LAURENS COUNTY’S COMMUNITIES
LAURENSVILLE -- Laurensville was the county seat and the largest town.  A man named Frank Carpenter of Richmond, Virginia, while rebuilding the Laurens Rail Road, gave the area on East Main on the east side of the Little River the name “Brooklyn,”  a reference to the borough east of the Hudson in New York City. The idea must have caught on. To the south and west was “Jersey City” from the branch at Hudgens Spring to the end of the incorporation.  “Rich Hill” was in the vicinity of Silver Street which had been named by slaves for the neighborhood where antebellum free blacks lived.

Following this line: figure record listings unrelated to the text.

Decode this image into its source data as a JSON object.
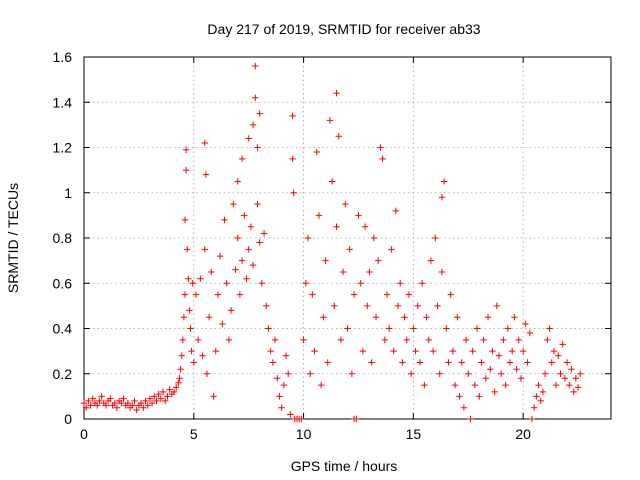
{
  "chart_data": {
    "type": "scatter",
    "title": "Day 217 of 2019, SRMTID for receiver ab33",
    "xlabel": "GPS time / hours",
    "ylabel": "SRMTID / TECUs",
    "xlim": [
      0,
      24
    ],
    "ylim": [
      0,
      1.6
    ],
    "x_ticks": [
      0,
      5,
      10,
      15,
      20
    ],
    "x_tick_labels": [
      "0",
      "5",
      "10",
      "15",
      "20"
    ],
    "y_ticks": [
      0,
      0.2,
      0.4,
      0.6,
      0.8,
      1.0,
      1.2,
      1.4,
      1.6
    ],
    "y_tick_labels": [
      "0",
      "0.2",
      "0.4",
      "0.6",
      "0.8",
      "1",
      "1.2",
      "1.4",
      "1.6"
    ],
    "grid": true,
    "marker": "plus",
    "color": "#ff0000",
    "series": [
      {
        "name": "SRMTID",
        "points": [
          [
            0.0,
            0.07
          ],
          [
            0.1,
            0.05
          ],
          [
            0.2,
            0.08
          ],
          [
            0.3,
            0.06
          ],
          [
            0.4,
            0.09
          ],
          [
            0.5,
            0.07
          ],
          [
            0.6,
            0.06
          ],
          [
            0.7,
            0.08
          ],
          [
            0.8,
            0.1
          ],
          [
            0.9,
            0.07
          ],
          [
            1.0,
            0.06
          ],
          [
            1.1,
            0.08
          ],
          [
            1.2,
            0.09
          ],
          [
            1.3,
            0.06
          ],
          [
            1.4,
            0.07
          ],
          [
            1.5,
            0.05
          ],
          [
            1.6,
            0.08
          ],
          [
            1.7,
            0.07
          ],
          [
            1.8,
            0.09
          ],
          [
            1.9,
            0.06
          ],
          [
            2.0,
            0.07
          ],
          [
            2.1,
            0.05
          ],
          [
            2.2,
            0.06
          ],
          [
            2.3,
            0.08
          ],
          [
            2.4,
            0.04
          ],
          [
            2.5,
            0.06
          ],
          [
            2.6,
            0.07
          ],
          [
            2.7,
            0.05
          ],
          [
            2.8,
            0.08
          ],
          [
            2.9,
            0.06
          ],
          [
            3.0,
            0.09
          ],
          [
            3.1,
            0.07
          ],
          [
            3.2,
            0.1
          ],
          [
            3.3,
            0.08
          ],
          [
            3.4,
            0.11
          ],
          [
            3.5,
            0.09
          ],
          [
            3.6,
            0.12
          ],
          [
            3.7,
            0.08
          ],
          [
            3.8,
            0.1
          ],
          [
            3.9,
            0.13
          ],
          [
            4.0,
            0.11
          ],
          [
            4.1,
            0.12
          ],
          [
            4.2,
            0.14
          ],
          [
            4.3,
            0.16
          ],
          [
            4.35,
            0.18
          ],
          [
            4.4,
            0.22
          ],
          [
            4.45,
            0.28
          ],
          [
            4.5,
            0.35
          ],
          [
            4.55,
            0.45
          ],
          [
            4.6,
            0.55
          ],
          [
            4.6,
            0.88
          ],
          [
            4.65,
            1.1
          ],
          [
            4.65,
            1.19
          ],
          [
            4.7,
            0.75
          ],
          [
            4.75,
            0.62
          ],
          [
            4.8,
            0.48
          ],
          [
            4.85,
            0.4
          ],
          [
            4.9,
            0.3
          ],
          [
            4.95,
            0.6
          ],
          [
            5.0,
            0.25
          ],
          [
            5.1,
            0.55
          ],
          [
            5.2,
            0.35
          ],
          [
            5.3,
            0.62
          ],
          [
            5.4,
            0.28
          ],
          [
            5.5,
            0.75
          ],
          [
            5.5,
            1.22
          ],
          [
            5.55,
            1.08
          ],
          [
            5.6,
            0.2
          ],
          [
            5.7,
            0.45
          ],
          [
            5.8,
            0.65
          ],
          [
            5.9,
            0.1
          ],
          [
            6.0,
            0.3
          ],
          [
            6.1,
            0.55
          ],
          [
            6.2,
            0.72
          ],
          [
            6.3,
            0.42
          ],
          [
            6.4,
            0.88
          ],
          [
            6.5,
            0.6
          ],
          [
            6.6,
            0.35
          ],
          [
            6.7,
            0.48
          ],
          [
            6.8,
            0.95
          ],
          [
            6.9,
            0.66
          ],
          [
            7.0,
            0.8
          ],
          [
            7.0,
            1.05
          ],
          [
            7.1,
            0.55
          ],
          [
            7.2,
            0.7
          ],
          [
            7.2,
            1.15
          ],
          [
            7.3,
            0.9
          ],
          [
            7.4,
            0.62
          ],
          [
            7.5,
            0.75
          ],
          [
            7.5,
            1.24
          ],
          [
            7.6,
            0.85
          ],
          [
            7.7,
            0.68
          ],
          [
            7.7,
            1.3
          ],
          [
            7.8,
            1.56
          ],
          [
            7.8,
            1.42
          ],
          [
            7.9,
            1.2
          ],
          [
            7.9,
            0.95
          ],
          [
            8.0,
            0.78
          ],
          [
            8.0,
            1.35
          ],
          [
            8.1,
            0.6
          ],
          [
            8.2,
            0.82
          ],
          [
            8.3,
            0.5
          ],
          [
            8.4,
            0.4
          ],
          [
            8.5,
            0.3
          ],
          [
            8.6,
            0.25
          ],
          [
            8.7,
            0.35
          ],
          [
            8.8,
            0.18
          ],
          [
            8.9,
            0.1
          ],
          [
            9.0,
            0.05
          ],
          [
            9.1,
            0.15
          ],
          [
            9.2,
            0.28
          ],
          [
            9.3,
            0.2
          ],
          [
            9.4,
            0.02
          ],
          [
            9.5,
            1.34
          ],
          [
            9.5,
            1.15
          ],
          [
            9.55,
            1.0
          ],
          [
            9.6,
            0.0
          ],
          [
            9.7,
            0.0
          ],
          [
            9.8,
            0.0
          ],
          [
            9.9,
            0.0
          ],
          [
            10.0,
            0.35
          ],
          [
            10.1,
            0.6
          ],
          [
            10.2,
            0.8
          ],
          [
            10.3,
            0.2
          ],
          [
            10.4,
            0.55
          ],
          [
            10.5,
            0.3
          ],
          [
            10.6,
            1.18
          ],
          [
            10.7,
            0.9
          ],
          [
            10.8,
            0.15
          ],
          [
            10.9,
            0.45
          ],
          [
            11.0,
            0.7
          ],
          [
            11.1,
            0.25
          ],
          [
            11.2,
            1.32
          ],
          [
            11.3,
            1.05
          ],
          [
            11.4,
            0.5
          ],
          [
            11.5,
            0.85
          ],
          [
            11.5,
            1.44
          ],
          [
            11.6,
            1.25
          ],
          [
            11.7,
            0.35
          ],
          [
            11.8,
            0.65
          ],
          [
            11.9,
            0.95
          ],
          [
            12.0,
            0.4
          ],
          [
            12.1,
            0.75
          ],
          [
            12.2,
            0.2
          ],
          [
            12.3,
            0.55
          ],
          [
            12.3,
            0.0
          ],
          [
            12.4,
            0.0
          ],
          [
            12.5,
            0.9
          ],
          [
            12.6,
            0.6
          ],
          [
            12.7,
            0.3
          ],
          [
            12.8,
            0.85
          ],
          [
            12.9,
            0.5
          ],
          [
            13.0,
            0.65
          ],
          [
            13.1,
            0.25
          ],
          [
            13.2,
            0.8
          ],
          [
            13.3,
            0.45
          ],
          [
            13.4,
            0.7
          ],
          [
            13.5,
            1.2
          ],
          [
            13.6,
            1.15
          ],
          [
            13.7,
            0.35
          ],
          [
            13.8,
            0.55
          ],
          [
            13.9,
            0.4
          ],
          [
            14.0,
            0.75
          ],
          [
            14.1,
            0.3
          ],
          [
            14.2,
            0.92
          ],
          [
            14.3,
            0.5
          ],
          [
            14.4,
            0.6
          ],
          [
            14.5,
            0.25
          ],
          [
            14.6,
            0.45
          ],
          [
            14.7,
            0.35
          ],
          [
            14.8,
            0.55
          ],
          [
            14.9,
            0.2
          ],
          [
            15.0,
            0.4
          ],
          [
            15.1,
            0.3
          ],
          [
            15.2,
            0.5
          ],
          [
            15.3,
            0.25
          ],
          [
            15.4,
            0.6
          ],
          [
            15.5,
            0.15
          ],
          [
            15.6,
            0.45
          ],
          [
            15.7,
            0.35
          ],
          [
            15.8,
            0.7
          ],
          [
            15.9,
            0.3
          ],
          [
            16.0,
            0.8
          ],
          [
            16.1,
            0.5
          ],
          [
            16.2,
            0.2
          ],
          [
            16.3,
            0.65
          ],
          [
            16.3,
            0.98
          ],
          [
            16.4,
            1.05
          ],
          [
            16.5,
            0.4
          ],
          [
            16.6,
            0.25
          ],
          [
            16.7,
            0.55
          ],
          [
            16.8,
            0.3
          ],
          [
            16.9,
            0.15
          ],
          [
            17.0,
            0.45
          ],
          [
            17.1,
            0.1
          ],
          [
            17.2,
            0.25
          ],
          [
            17.3,
            0.05
          ],
          [
            17.4,
            0.35
          ],
          [
            17.5,
            0.2
          ],
          [
            17.6,
            0.0
          ],
          [
            17.7,
            0.3
          ],
          [
            17.8,
            0.15
          ],
          [
            17.9,
            0.4
          ],
          [
            18.0,
            0.1
          ],
          [
            18.1,
            0.25
          ],
          [
            18.2,
            0.35
          ],
          [
            18.3,
            0.18
          ],
          [
            18.4,
            0.45
          ],
          [
            18.5,
            0.22
          ],
          [
            18.6,
            0.3
          ],
          [
            18.7,
            0.12
          ],
          [
            18.8,
            0.5
          ],
          [
            18.9,
            0.28
          ],
          [
            19.0,
            0.2
          ],
          [
            19.1,
            0.35
          ],
          [
            19.2,
            0.15
          ],
          [
            19.3,
            0.4
          ],
          [
            19.4,
            0.25
          ],
          [
            19.5,
            0.3
          ],
          [
            19.6,
            0.45
          ],
          [
            19.7,
            0.22
          ],
          [
            19.8,
            0.35
          ],
          [
            19.9,
            0.18
          ],
          [
            20.0,
            0.3
          ],
          [
            20.1,
            0.42
          ],
          [
            20.2,
            0.25
          ],
          [
            20.3,
            0.38
          ],
          [
            20.4,
            0.0
          ],
          [
            20.5,
            0.05
          ],
          [
            20.6,
            0.1
          ],
          [
            20.7,
            0.15
          ],
          [
            20.8,
            0.08
          ],
          [
            20.9,
            0.12
          ],
          [
            21.0,
            0.2
          ],
          [
            21.1,
            0.35
          ],
          [
            21.2,
            0.4
          ],
          [
            21.3,
            0.25
          ],
          [
            21.4,
            0.3
          ],
          [
            21.5,
            0.15
          ],
          [
            21.6,
            0.28
          ],
          [
            21.7,
            0.2
          ],
          [
            21.8,
            0.33
          ],
          [
            21.9,
            0.18
          ],
          [
            22.0,
            0.25
          ],
          [
            22.1,
            0.15
          ],
          [
            22.2,
            0.22
          ],
          [
            22.3,
            0.12
          ],
          [
            22.4,
            0.18
          ],
          [
            22.5,
            0.14
          ],
          [
            22.6,
            0.2
          ]
        ]
      }
    ]
  }
}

Everybody else lived in “Laurens Proper.”  The town extended in a one-mile circle around the court house.  She was declared in 1888 to be the "livliest [sic] and progresive [sic] town in upper South Carolina."[5]



[1]One of them died before they reached Columbia.
[2] Jacobs, Literary, p. 12‑13.
[3]Edna Riddle Foy, "A Brief Sketch of the Development of Laurens County," in Julian Stevenson Bolick, A Laurens County  Sketchbook, (Clinton:  Jacobs Press, 1973), p. 23.
[4]Francis Butler Simkins, and Robert Hilliard Woody, South Carolina During Reconstruction, (Chapel Hill:  University of North Carolina Press, 1932), p. 190.
[5]S.F. Garlington, comp.  Business Directory of  the Town of Laurens, Together with Historical Sketch, (Laurens:  Advertiser Office?, 1888), pp. 29‑31.  Spelling is his own.